El destino fijó el cruce de caminos en el polígono industrial más cercano a la ciudad, en la gasolinera Cepsa donde Manolo, transportista desde hacía diecisiete años y dueño de un dieciocho ruedas desde hacía tres,  llenaba el depósito del camión con el tiempo justo para ver a sus dos pequeñas antes de que salieran para la escuela. Tres encapuchados que lo asaltan a punta de pistola; su ángel de la guarda que llega conduciendo un taxi con la luz verde apagada... y el mundo de Manolo retoma su pulso natural en el tiempo que dura un pestañeo. El fugaz salvamento concluyó en el bar situado a la espalda de una pequeña nave industrial pintada de rojo, con una confesión hecha de susurros y miradas cómplice, «Tengo poderes», que Manolo encajó con media sonrisa de incredulidad impresa en la cara.
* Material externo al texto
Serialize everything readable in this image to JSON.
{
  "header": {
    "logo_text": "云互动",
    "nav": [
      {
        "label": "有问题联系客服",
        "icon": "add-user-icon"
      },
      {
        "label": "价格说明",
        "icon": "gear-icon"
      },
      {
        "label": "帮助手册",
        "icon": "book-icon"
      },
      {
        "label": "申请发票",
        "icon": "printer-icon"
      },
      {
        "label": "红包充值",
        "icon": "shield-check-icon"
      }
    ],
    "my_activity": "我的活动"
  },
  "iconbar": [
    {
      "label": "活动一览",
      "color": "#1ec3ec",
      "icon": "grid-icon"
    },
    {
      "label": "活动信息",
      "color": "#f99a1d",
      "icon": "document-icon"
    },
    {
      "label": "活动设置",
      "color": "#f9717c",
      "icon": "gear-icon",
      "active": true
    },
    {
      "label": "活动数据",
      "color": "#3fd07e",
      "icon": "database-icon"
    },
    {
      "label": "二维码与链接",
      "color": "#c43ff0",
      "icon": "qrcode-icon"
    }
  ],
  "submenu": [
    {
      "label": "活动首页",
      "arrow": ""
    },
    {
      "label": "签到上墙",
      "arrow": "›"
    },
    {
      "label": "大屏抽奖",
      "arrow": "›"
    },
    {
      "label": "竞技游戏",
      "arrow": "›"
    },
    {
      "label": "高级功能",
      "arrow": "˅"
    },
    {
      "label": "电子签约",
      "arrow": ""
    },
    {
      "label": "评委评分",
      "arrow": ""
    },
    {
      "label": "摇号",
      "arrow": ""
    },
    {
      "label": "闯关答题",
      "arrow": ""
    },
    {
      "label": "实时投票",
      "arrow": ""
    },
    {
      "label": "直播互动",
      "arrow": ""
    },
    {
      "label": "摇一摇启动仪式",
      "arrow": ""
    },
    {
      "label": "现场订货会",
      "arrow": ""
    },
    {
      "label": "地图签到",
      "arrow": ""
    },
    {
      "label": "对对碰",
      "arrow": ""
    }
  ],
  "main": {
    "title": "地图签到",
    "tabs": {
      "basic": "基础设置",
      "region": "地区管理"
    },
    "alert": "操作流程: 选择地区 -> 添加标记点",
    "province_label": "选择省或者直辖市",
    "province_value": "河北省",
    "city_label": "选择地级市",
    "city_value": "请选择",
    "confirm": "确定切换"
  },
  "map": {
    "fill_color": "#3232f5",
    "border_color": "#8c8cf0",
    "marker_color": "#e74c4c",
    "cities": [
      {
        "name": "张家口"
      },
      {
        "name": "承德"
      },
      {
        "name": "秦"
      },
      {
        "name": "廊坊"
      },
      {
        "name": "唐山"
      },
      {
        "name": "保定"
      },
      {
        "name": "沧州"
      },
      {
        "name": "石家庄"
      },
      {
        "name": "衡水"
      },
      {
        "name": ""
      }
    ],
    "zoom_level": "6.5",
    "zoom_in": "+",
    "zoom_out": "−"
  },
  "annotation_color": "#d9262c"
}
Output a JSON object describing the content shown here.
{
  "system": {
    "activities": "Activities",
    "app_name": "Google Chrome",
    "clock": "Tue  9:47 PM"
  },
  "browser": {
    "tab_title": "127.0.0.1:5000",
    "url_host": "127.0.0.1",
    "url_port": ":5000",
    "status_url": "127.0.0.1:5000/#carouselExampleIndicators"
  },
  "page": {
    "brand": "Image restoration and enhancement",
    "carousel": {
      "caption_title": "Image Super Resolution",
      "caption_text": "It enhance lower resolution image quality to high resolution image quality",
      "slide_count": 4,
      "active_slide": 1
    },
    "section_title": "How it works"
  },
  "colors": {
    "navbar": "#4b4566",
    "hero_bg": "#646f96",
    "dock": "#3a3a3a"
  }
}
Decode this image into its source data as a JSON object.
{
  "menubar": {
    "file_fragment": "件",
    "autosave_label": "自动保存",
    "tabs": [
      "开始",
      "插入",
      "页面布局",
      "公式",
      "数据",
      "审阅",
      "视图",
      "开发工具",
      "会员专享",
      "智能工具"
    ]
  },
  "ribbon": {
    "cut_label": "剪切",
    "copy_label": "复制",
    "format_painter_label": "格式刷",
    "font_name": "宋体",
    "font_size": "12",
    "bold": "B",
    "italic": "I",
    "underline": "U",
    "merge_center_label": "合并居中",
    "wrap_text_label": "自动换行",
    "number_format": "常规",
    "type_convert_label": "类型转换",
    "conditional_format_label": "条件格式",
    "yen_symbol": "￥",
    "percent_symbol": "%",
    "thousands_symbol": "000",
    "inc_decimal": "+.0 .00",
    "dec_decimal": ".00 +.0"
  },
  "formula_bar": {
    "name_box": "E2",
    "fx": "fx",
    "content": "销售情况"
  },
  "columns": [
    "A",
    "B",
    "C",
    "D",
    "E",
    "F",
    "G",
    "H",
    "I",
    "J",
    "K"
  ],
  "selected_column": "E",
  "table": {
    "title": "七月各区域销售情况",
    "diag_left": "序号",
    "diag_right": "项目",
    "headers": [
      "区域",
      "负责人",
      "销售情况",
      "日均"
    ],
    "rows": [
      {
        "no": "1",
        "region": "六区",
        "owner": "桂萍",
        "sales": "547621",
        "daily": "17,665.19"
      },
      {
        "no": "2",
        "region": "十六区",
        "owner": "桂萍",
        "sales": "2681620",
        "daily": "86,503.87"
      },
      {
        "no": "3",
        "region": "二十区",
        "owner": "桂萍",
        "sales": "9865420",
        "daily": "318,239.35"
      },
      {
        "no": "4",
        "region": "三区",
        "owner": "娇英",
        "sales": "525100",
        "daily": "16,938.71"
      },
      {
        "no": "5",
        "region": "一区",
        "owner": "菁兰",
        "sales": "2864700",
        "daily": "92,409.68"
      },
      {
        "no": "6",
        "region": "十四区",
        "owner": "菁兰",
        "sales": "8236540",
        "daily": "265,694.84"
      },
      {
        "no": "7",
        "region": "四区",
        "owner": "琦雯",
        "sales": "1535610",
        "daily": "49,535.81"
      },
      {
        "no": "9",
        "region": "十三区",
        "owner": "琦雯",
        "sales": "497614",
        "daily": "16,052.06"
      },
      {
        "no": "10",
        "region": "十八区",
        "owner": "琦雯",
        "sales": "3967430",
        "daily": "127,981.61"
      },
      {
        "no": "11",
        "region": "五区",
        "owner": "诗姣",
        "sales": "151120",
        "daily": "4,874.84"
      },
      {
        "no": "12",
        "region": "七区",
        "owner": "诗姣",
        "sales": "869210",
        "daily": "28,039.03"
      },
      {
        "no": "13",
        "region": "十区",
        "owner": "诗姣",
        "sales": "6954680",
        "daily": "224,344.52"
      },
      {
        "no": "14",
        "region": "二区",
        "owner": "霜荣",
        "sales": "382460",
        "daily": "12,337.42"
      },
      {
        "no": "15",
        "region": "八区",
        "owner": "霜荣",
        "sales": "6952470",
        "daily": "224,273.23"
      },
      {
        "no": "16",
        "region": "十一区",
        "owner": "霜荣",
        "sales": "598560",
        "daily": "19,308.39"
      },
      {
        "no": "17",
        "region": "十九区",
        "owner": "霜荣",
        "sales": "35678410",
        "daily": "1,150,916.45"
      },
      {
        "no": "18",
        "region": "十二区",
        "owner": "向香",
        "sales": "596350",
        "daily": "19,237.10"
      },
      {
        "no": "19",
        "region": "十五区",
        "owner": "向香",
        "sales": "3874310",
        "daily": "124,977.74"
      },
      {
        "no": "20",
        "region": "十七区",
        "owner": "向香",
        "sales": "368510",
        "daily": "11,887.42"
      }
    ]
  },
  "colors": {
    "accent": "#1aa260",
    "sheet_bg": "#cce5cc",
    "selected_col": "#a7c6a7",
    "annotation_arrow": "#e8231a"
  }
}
-¿Y por qué me lo cuentas?

-Porque no eres un bocazas.

-Eso no lo sabes.

-Tengo poderes. Ya te lo he dicho.

Efectivamente, Manolo no era de los que hablaban. Es más, su mujer afirmaba que cuando lo hacía era porque se le había resbalado el labio inferior, escapándosele el aliento y las palabras como a un globo pinchado. Pero el agradecimiento que sentía hacia aquel superhéroe confeso que lo había salvado con tanta facilidad de un grupo armado -«Como si tuviera poderes», recordaba haber pensado en aquel momento crítico-, le impulsaba a intimar más de lo acostumbrado. Además, por qué negarlo, sentía curiosidad,  así que decidió seguirle la corriente, «No pareces un superhéroe», a lo que el otro contestó tras sonreír juguetón: «¿Cómo tendría que ser?».

-No sé... Para empezar. ¿Dónde quedó el uniforme de colores y el emblema... guay?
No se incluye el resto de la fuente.